Toran rolled his one eye and said, "Arvael attended a Librarius Conclave, such affairs are not for us to know."
"Very hush-hush," Persion added, "But I heard there was an upset, Chief Librarian Echeb came back with a cloud over him. Scuttlebutt has it he's locked himself in his tower and refuses to come out."
"I wonder what happened," Novak mused.
But Furion admonished, "Our esteemed Librarian is not a member of Third Company, battle-psykers stand apart for a reason. Such matters as they deal with are not for upstanding Astartes to sully themselves with."
"This day is for the Third alone," Toran affirmed, "Let us eat, drink and be merry."
But Jediah growled, "Too late."
Novak turned to follow his eye line and saw a disturbance among the long tables. Striding up the hall came Librarian Arvael, clade in full armour and bearing his weapons. His plate was marked with esoteric runes and his shoulder bore a horned head bisected by a falling sword. His once-youthful face was darkened by sights no man should ever witness and his eyes by horrors that would unmake the sternest heart. Novak could remember a time when Arvael had been a boy, but no longer. This was a warrior harrowed by strife, whatever horrors he had endured in his training forging a will of steel.
Silence fell as Arvael approached the head table, then bowed and said, "Brother-Captain, may I humbly request forgiveness for the intrusion."

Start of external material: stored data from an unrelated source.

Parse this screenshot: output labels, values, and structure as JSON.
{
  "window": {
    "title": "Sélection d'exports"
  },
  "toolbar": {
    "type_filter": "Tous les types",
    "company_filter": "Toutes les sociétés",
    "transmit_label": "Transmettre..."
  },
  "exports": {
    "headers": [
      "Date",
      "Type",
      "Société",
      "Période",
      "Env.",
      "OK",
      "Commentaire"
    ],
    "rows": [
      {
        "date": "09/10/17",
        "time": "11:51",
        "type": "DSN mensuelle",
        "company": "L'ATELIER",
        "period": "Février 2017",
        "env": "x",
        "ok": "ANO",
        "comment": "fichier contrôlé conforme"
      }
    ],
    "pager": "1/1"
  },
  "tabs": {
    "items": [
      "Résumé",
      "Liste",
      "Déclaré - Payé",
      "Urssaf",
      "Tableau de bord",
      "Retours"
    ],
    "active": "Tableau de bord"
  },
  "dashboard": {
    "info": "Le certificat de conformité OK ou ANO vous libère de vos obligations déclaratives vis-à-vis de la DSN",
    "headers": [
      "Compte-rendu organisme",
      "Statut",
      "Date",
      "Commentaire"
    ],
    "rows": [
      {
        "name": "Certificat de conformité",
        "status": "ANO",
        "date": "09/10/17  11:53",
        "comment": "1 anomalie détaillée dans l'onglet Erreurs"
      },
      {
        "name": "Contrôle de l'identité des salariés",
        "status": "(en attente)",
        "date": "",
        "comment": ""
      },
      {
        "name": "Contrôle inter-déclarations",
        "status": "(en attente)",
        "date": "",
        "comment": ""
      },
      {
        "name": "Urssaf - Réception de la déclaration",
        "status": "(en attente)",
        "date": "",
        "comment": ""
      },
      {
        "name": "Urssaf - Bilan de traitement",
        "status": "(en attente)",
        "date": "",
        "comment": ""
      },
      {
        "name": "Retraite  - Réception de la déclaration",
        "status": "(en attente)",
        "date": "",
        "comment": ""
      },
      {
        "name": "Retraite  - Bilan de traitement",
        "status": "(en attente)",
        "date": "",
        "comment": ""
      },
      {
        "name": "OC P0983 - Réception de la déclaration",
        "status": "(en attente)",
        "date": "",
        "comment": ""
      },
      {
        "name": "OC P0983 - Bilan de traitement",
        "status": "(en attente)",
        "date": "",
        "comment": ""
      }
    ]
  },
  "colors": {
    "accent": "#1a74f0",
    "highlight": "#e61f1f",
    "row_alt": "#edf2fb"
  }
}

Toran nodded in reply and then hazarded, "It is uncommon for a Company's revels to be disturbed. I take it grave matters are afoot?"
"Indeed," Arvael confirmed, "Chief Librarian Echeb has a task for our Chapter Champion."
"Me?!" yelped Novak in surprise, "What for?!"
"I cannot say," Arvael replied, "Save that it requires the most skilled blade in the Chapter."
"Can't it wait till morn?"
"No," came the stern response.
"You wanted to be Chapter Champion, you got it!" Persion quipped, which brought no smiles at all.
Toran continued anyway, "I trust the Chief Librarian would not trouble us over nothing. Novak, you must go. Emperor be with you Brother."
Novak sighed, knowing he'd miss the end of the feast. He pushed himself upright as Arvael turned away explaining, "We must collect your armour and weapons first, there will be no time afterwards."
Novak could only trundle along in his wake, leaving his curious Brothers behind. He followed the Librarian out of the hall and under his breath muttered, "I really, really wish we could get drunk."